My first line graph I made to show the seasonal differences in the amount of photos taken used a daily count. There’s a lot of spikes, which may be interesting to look at what was happening those days. But to reduce noise, I used a rolling average or moving mean, taking the average of daily photo counts of nature over 7 day windows and plotting that instead, which removes some of those biggest outliers and makes a line that is more useful for predictions. It’s possible that Flickr users uploaded a bunch of photos on one day, even if that’s not the day they were taken, so this averaging should hopefully reduce the weight and occurrence of events like this.
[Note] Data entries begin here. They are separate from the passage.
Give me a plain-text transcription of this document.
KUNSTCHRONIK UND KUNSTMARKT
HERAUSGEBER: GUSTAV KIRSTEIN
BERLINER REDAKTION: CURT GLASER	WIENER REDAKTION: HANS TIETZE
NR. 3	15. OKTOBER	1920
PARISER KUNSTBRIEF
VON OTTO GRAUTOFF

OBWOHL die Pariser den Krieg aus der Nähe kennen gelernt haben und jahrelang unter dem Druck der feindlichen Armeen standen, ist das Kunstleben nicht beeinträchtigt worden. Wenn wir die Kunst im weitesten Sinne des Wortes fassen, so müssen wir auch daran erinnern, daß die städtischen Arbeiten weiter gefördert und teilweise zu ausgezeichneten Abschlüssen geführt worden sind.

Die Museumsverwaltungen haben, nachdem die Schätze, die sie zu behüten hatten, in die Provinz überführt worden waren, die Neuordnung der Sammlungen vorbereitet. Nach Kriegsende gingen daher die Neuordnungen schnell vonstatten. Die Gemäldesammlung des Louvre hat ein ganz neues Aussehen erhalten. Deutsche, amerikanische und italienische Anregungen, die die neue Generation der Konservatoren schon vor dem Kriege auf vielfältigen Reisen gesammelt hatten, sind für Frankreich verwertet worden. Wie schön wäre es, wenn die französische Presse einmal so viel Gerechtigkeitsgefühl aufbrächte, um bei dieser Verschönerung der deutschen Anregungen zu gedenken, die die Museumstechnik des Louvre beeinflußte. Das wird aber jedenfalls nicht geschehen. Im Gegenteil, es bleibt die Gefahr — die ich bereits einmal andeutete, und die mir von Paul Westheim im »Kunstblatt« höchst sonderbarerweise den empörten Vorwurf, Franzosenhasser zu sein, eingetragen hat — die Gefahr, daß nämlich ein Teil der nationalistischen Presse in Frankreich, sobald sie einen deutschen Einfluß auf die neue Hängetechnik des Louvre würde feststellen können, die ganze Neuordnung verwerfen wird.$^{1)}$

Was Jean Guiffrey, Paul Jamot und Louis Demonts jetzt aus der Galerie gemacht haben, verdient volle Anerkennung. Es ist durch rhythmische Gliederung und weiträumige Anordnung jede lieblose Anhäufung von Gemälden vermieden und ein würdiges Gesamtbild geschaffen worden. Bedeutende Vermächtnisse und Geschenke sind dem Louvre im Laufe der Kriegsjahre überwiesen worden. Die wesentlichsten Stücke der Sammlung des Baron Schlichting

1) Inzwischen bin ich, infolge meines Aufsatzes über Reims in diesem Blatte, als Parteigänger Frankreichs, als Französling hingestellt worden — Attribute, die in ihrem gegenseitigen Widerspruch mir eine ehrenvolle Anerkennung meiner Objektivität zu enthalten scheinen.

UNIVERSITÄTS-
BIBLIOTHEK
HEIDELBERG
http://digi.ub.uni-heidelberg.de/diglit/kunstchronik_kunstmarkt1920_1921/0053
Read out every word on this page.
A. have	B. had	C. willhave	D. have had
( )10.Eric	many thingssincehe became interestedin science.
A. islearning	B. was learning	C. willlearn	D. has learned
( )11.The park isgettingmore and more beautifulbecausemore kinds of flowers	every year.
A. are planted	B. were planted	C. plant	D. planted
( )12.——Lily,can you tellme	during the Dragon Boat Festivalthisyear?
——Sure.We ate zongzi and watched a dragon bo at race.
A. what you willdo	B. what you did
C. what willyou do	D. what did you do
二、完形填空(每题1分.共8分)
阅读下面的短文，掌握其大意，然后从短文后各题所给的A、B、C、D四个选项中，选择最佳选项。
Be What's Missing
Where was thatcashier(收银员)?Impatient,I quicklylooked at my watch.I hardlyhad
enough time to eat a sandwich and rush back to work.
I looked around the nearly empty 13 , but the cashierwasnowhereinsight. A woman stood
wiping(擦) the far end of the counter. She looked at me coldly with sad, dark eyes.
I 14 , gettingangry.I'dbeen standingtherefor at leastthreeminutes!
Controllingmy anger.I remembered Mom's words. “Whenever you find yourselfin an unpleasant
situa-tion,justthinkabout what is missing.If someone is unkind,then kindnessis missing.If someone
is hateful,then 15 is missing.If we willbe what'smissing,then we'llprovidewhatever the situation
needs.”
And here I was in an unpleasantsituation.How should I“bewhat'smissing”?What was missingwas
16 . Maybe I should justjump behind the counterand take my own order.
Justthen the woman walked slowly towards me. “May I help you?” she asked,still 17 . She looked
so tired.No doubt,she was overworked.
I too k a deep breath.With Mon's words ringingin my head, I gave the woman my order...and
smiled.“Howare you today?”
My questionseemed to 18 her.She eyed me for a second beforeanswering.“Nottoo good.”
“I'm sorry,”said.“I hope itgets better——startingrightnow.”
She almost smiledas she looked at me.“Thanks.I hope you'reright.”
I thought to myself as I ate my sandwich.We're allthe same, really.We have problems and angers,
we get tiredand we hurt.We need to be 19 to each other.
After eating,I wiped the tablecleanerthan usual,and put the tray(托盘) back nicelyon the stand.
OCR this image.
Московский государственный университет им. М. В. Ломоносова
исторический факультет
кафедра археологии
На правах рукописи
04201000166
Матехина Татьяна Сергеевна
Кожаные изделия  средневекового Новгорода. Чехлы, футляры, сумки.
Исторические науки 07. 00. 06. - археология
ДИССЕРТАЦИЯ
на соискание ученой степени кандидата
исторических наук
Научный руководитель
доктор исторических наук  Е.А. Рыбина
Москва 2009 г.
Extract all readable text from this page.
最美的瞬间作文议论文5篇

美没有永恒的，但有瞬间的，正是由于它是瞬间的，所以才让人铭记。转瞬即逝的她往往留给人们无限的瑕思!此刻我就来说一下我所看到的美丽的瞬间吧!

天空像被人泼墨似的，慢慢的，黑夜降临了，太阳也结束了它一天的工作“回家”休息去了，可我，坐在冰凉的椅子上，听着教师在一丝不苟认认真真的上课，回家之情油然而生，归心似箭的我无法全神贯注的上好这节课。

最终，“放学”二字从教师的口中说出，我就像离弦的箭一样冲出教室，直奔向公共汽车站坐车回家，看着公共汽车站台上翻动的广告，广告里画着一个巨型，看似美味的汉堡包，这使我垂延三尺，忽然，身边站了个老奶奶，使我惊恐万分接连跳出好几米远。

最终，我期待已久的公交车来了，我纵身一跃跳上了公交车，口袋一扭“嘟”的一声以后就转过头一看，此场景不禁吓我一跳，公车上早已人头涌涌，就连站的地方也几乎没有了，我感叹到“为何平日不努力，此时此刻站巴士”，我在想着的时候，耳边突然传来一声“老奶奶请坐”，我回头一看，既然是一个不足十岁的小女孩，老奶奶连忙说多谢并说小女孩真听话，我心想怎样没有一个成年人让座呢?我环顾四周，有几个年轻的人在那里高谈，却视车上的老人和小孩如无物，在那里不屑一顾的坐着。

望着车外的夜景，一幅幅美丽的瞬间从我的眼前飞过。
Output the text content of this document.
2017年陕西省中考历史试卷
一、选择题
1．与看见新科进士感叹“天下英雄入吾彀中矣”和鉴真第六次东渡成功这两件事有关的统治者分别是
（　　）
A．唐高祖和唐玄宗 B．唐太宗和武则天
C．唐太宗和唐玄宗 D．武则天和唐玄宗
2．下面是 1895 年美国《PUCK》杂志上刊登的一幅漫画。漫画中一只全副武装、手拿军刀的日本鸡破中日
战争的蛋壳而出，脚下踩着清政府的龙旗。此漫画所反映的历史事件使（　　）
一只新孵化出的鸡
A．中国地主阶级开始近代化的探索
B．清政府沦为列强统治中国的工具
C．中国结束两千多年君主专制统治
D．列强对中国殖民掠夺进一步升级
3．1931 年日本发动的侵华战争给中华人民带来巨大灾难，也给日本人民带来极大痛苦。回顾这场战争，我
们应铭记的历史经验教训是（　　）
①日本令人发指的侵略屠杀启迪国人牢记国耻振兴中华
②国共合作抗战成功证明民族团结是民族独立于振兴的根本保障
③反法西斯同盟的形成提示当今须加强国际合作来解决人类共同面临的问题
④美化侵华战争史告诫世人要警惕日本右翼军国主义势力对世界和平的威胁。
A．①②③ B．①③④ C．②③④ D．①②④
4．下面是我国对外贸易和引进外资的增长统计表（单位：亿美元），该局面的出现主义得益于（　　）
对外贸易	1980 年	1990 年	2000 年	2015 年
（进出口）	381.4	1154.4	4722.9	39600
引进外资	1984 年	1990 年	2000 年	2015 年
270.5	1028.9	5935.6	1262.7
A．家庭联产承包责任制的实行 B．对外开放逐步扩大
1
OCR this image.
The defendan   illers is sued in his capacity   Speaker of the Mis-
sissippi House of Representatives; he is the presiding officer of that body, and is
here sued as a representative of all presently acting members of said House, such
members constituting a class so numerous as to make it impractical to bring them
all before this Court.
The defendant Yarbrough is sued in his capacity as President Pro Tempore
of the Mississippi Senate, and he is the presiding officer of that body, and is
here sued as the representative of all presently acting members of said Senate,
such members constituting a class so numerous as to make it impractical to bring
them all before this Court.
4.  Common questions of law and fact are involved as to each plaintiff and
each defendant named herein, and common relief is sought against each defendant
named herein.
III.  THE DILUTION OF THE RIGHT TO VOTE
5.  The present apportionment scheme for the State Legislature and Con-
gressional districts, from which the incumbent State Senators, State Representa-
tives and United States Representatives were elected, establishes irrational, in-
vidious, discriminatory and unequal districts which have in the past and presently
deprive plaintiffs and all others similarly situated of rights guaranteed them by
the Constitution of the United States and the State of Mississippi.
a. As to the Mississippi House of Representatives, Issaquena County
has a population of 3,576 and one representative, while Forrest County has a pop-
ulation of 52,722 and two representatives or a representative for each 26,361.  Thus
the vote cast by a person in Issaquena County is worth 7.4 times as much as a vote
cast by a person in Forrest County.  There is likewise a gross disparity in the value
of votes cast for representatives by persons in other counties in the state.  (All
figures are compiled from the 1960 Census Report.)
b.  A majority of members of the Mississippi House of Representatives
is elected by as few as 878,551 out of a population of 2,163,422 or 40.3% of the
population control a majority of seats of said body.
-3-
The average of 7 days should still preserve any seasonal patterns that might be present. The gif I made is of photos that are likely photos of nature taken in Michigan in 2010, with points appearing that correspond to the season they were taken in. I used kernel density estimation to create this density “cloud”, that moves in a time series with the different seasons. I was hoping to see some significant clustering of photos taken in distinct locations depending on the season, and there does seem to be a northward movement of photos during the spring and summer months, which then coalesce into smaller, more dense areas during the fall and winter, right around Detroit and Ann Arbor. There does seem to be slightly more activity along the coasts in the in the Upper Peninsula in the summer months, which I hypothesized may be because of the cultural norm to go to the beach during the summer and the agreeable weather and access to nature in the far north portion of the state.